Fare uscire Riina di prigione sarebbe come uccidere di nuovo Falcone e Borsellino
Salvatore Borsellino, fratello del magistrato ucciso il 19 luglio 1992, spiega a TPI perché il boss di Cosa Nostra debba morire in carcere
“È vero, gli esseri umani hanno tutti diritto a una morte dignitosa. E nonostante Totò Riina sia più una bestia sanguinaria – con tutto il rispetto per le bestie – che un essere umano, anche lui ha diritto alle cure. Ma può averle in carcere”.

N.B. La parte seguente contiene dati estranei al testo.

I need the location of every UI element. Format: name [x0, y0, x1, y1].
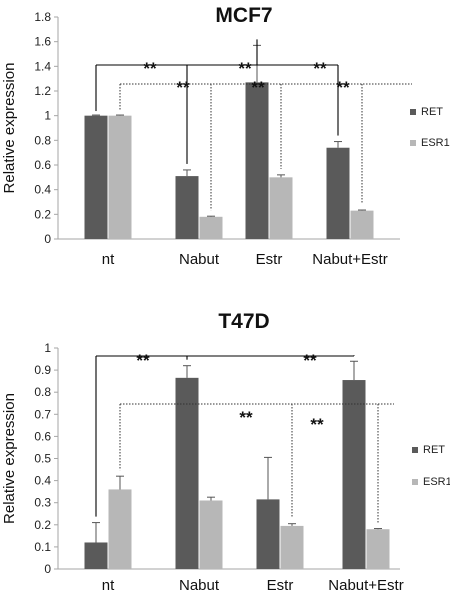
significance-label: **: [238, 59, 252, 78]
x-category-label: Nabut+Estr: [328, 577, 403, 594]
x-category-label: Nabut: [179, 577, 220, 594]
bar-ret-3: [342, 380, 366, 569]
chart-title: T47D: [218, 310, 269, 333]
x-category-label: Estr: [267, 577, 294, 594]
bar-esr1-2: [280, 525, 304, 569]
y-tick-label: 1.2: [34, 84, 51, 98]
y-tick-label: 0.1: [34, 540, 51, 554]
legend-swatch-ret: [410, 109, 416, 115]
significance-label: **: [239, 408, 253, 427]
bar-ret-1: [175, 377, 199, 569]
significance-label: **: [336, 78, 350, 97]
legend-label-esr1: ESR1: [423, 476, 450, 488]
bar-ret-0: [84, 542, 108, 569]
bar-ret-2: [245, 82, 269, 239]
y-tick-label: 0.4: [34, 183, 51, 197]
y-tick-label: 0: [44, 232, 51, 246]
y-axis-label: Relative expression: [1, 393, 18, 524]
bar-esr1-0: [108, 489, 132, 569]
y-tick-label: 0.9: [34, 363, 51, 377]
x-category-label: nt: [102, 577, 115, 594]
y-tick-label: 1: [44, 341, 51, 355]
bar-esr1-1: [199, 500, 223, 569]
significance-label: **: [143, 59, 157, 78]
bar-ret-3: [326, 147, 350, 239]
y-tick-label: 0: [44, 562, 51, 576]
y-tick-label: 0.4: [34, 474, 51, 488]
y-axis-label: Relative expression: [1, 63, 18, 194]
chart-title: MCF7: [215, 4, 272, 27]
bar-ret-0: [84, 115, 108, 239]
y-tick-label: 0.2: [34, 207, 51, 221]
significance-label: **: [303, 351, 317, 370]
significance-label: **: [313, 59, 327, 78]
x-category-label: Nabut+Estr: [312, 251, 387, 268]
y-tick-label: 1.8: [34, 10, 51, 24]
significance-label: **: [251, 78, 265, 97]
y-tick-label: 0.7: [34, 407, 51, 421]
legend-label-ret: RET: [421, 106, 443, 118]
bar-ret-2: [256, 499, 280, 569]
significance-label: **: [136, 351, 150, 370]
legend-label-esr1: ESR1: [421, 137, 450, 149]
y-tick-label: 1.6: [34, 35, 51, 49]
bar-esr1-2: [269, 177, 293, 239]
bar-esr1-1: [199, 216, 223, 239]
y-tick-label: 0.6: [34, 158, 51, 172]
legend-swatch-ret: [412, 447, 418, 453]
y-tick-label: 0.6: [34, 429, 51, 443]
y-tick-label: 0.8: [34, 133, 51, 147]
y-tick-label: 0.5: [34, 452, 51, 466]
y-tick-label: 0.2: [34, 518, 51, 532]
chart-t47d: T47D Relative expression 0 0.1 0.2 0.3 0.4 0.5 0…: [1, 310, 450, 594]
legend-swatch-esr1: [410, 140, 416, 146]
bar-esr1-3: [366, 529, 390, 569]
significance-label: **: [176, 78, 190, 97]
legend-swatch-esr1: [412, 479, 418, 485]
x-category-label: nt: [102, 251, 115, 268]
y-tick-label: 1: [44, 109, 51, 123]
chart-mcf7: MCF7 Relative expression 0 0.2 0.4 0.6 0.8 1 1.2…: [1, 4, 450, 268]
x-category-label: Estr: [256, 251, 283, 268]
y-tick-label: 0.3: [34, 496, 51, 510]
y-tick-label: 1.4: [34, 59, 51, 73]
significance-label: **: [310, 415, 324, 434]
y-tick-label: 0.8: [34, 385, 51, 399]
bar-esr1-3: [350, 210, 374, 239]
bar-ret-1: [175, 176, 199, 239]
legend-label-ret: RET: [423, 444, 445, 456]
bar-esr1-0: [108, 115, 132, 239]
x-category-label: Nabut: [179, 251, 220, 268]
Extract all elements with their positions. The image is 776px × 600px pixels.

Così Salvatore Borsellino, fratello di Paolo Borsellino, il magistrato ucciso da Cosa Nostra nel 1992, commenta a TPI la sentenza della Cassazione che ha annullato il provvedimento con cui il tribunale di sorveglianza di Bologna respingeva la richiesta degli avvocati di Riina per il differimento della pena o la detenzione domiciliare.
Totò Riina si trova da 24 anni in carcere dove sta scontando la condanna a numerosi ergastoli. Il boss mafioso ha 86 anni ed è in gravi condizioni di salute. Per questo mesi fa il suo avvocato ha presentato un’istanza al tribunale di sorveglianza di Bologna.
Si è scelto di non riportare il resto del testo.